Walter White was my second favorite, which is bad for me, because nobody puts Walter White in second place and lives to tell about it (rip Gale #spoilers). Is Surly’s potato pizza better than Lola’s potato pizza? I don’t know — why do you insist they fight about it? Just a question, don’t get mad. Wow. I never realized until just now, but you’re a terrible person. Yikes. (Hot tip: Endear yourself to your readers by calling them terrible people. Works every time.)

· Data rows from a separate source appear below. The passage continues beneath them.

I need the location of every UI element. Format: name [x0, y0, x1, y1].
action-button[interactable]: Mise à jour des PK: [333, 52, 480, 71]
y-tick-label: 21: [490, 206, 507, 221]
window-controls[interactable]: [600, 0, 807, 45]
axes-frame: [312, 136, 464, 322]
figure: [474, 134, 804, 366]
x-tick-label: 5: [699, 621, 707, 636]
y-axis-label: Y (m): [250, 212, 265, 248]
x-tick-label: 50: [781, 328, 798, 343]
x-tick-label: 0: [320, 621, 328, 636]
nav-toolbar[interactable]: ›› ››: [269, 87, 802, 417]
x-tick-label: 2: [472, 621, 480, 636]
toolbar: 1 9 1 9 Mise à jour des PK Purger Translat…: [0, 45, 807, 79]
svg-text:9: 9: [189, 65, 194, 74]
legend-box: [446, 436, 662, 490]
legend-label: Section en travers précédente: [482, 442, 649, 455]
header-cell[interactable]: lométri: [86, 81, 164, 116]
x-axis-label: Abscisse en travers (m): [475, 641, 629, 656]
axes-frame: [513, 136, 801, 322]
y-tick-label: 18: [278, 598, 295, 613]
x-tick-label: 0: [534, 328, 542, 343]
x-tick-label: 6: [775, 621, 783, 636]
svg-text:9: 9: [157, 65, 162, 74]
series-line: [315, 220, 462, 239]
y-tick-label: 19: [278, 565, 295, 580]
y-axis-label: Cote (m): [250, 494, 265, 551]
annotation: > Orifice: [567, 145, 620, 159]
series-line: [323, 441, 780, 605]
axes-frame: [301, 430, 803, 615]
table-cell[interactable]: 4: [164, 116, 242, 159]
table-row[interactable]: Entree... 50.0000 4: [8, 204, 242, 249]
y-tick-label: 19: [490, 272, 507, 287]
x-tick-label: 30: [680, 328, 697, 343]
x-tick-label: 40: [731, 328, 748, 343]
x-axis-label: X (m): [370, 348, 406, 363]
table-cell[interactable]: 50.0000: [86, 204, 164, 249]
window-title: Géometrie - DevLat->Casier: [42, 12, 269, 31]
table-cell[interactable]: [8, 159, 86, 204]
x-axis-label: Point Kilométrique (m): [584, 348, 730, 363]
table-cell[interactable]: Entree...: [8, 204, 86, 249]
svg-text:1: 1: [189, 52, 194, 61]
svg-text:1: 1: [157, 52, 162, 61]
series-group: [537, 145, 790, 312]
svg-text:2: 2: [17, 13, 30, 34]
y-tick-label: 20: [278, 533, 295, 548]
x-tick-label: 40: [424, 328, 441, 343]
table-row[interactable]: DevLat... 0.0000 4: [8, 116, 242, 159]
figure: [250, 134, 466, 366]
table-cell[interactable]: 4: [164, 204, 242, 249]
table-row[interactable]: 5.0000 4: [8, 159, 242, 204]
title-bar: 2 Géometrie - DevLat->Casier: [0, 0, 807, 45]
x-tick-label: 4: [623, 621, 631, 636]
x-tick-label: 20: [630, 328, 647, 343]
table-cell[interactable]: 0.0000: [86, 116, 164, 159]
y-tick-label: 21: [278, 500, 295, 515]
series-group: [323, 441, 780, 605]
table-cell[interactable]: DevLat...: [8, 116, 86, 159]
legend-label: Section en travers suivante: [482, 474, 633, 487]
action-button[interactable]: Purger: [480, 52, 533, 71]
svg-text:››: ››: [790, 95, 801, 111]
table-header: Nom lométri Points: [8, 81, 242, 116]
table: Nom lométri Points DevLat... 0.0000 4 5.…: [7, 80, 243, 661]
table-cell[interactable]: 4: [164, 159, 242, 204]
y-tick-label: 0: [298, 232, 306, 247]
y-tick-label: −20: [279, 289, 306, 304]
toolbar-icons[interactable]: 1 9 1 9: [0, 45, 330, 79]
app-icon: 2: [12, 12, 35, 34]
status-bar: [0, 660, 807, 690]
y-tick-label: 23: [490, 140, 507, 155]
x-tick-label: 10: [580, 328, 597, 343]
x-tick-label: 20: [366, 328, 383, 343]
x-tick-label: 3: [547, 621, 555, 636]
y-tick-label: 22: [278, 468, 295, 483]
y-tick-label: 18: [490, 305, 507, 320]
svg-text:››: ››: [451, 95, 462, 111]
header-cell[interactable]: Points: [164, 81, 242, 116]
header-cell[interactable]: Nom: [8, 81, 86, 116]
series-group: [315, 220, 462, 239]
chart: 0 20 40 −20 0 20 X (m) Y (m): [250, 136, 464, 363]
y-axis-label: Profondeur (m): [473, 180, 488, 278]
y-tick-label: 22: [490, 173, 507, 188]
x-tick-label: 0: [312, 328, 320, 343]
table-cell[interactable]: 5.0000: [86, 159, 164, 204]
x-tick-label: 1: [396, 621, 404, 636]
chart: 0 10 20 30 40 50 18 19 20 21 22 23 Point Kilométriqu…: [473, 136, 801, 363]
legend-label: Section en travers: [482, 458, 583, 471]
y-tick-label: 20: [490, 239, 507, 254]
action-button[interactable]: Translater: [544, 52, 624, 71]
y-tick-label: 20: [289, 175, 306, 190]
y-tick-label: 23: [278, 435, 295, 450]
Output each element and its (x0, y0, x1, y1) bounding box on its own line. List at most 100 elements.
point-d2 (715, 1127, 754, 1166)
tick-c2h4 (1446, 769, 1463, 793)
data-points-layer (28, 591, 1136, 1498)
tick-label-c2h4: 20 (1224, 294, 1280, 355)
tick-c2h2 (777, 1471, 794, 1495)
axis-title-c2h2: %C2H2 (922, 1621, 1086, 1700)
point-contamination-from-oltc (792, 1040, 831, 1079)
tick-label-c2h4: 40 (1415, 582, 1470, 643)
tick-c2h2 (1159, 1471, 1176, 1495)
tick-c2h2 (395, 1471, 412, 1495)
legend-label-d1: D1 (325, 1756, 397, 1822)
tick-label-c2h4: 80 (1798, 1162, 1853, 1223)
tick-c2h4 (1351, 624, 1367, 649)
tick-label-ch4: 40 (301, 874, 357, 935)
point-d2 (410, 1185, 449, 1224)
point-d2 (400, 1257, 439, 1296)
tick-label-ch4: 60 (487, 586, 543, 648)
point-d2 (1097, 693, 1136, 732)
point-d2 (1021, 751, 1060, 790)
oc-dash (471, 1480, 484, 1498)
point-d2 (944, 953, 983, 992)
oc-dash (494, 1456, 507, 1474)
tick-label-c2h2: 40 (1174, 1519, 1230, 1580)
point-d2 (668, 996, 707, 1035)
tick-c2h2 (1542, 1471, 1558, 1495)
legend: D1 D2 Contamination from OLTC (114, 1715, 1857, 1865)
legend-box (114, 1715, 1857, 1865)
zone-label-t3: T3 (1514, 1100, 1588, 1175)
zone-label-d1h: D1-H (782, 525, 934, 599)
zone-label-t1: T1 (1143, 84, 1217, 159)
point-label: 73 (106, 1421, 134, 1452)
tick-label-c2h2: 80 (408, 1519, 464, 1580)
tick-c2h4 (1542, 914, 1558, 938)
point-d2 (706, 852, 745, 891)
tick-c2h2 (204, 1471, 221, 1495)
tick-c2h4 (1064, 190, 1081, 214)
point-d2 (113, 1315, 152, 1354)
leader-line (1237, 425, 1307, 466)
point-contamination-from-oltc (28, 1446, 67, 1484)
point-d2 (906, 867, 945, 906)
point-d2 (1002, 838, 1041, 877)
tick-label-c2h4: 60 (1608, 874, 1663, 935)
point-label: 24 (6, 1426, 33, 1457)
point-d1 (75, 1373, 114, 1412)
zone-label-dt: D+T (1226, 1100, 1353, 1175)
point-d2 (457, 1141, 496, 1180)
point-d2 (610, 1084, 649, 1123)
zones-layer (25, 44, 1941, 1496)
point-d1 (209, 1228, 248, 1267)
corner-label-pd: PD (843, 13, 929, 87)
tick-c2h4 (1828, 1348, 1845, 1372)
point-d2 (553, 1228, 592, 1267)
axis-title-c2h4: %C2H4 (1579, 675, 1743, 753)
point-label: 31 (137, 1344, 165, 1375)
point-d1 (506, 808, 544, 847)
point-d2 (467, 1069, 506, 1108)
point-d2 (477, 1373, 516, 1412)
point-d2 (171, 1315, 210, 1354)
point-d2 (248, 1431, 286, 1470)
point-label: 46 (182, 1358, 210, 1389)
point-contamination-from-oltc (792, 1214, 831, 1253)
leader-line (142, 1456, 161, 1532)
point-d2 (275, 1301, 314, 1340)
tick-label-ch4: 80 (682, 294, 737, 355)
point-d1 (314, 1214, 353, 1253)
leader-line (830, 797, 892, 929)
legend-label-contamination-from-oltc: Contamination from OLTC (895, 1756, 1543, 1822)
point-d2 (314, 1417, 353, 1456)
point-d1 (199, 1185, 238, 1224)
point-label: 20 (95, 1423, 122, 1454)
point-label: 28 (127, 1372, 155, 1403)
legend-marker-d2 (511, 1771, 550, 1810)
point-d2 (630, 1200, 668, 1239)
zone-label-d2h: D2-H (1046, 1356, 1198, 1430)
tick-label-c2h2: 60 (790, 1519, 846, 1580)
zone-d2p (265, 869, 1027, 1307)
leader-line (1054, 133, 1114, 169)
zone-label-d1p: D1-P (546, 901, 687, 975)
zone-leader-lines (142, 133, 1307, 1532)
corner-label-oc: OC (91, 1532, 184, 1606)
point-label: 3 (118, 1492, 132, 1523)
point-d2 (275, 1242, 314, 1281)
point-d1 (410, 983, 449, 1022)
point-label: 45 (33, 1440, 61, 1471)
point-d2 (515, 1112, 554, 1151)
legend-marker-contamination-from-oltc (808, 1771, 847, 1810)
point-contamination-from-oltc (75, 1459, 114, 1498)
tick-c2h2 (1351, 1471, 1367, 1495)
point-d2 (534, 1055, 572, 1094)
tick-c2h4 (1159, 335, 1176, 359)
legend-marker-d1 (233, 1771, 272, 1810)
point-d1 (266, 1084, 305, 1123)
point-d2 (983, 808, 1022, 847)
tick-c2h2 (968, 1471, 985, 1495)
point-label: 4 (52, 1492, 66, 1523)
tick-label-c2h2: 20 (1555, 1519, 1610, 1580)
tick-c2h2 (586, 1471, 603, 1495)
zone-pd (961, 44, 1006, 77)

Anyway, the I’m Your Daddy (top image) took top prize for me. It’s a pepperoni pizza, with all the cheese and salty pork your heart desires. But it also has… yes that’s right, burnt honey’s moment has finally arrived! Burning honey (also per Google) apparently tones back the sweetness for some bitterness and overall depth. However, having never tasted such a concentrated, intense sweetness on a pizza before (other than Hy-Vee’s cookizza, obviously), it still managed to bowl me over with sweetness. I truly forgot where I was for a second. In the instant of my first bite, you could have told me I was the Finance Minister of Bulgaria and I would’ve believed you. Google also tells me that burnt honey is the new thing on dessert menus, and that’s basically what this was — a mid-meal, savory pizza dessert. I loved it, I needed it, I wanted more of it.

The whole menu is strong (As far as apps go, the guys insisted I mention that Surly has some “high quality balls” #quoteofthenight #QOTNnominee), but, to paraphrase the inimitable Walter White, the pizza is the one who knocks.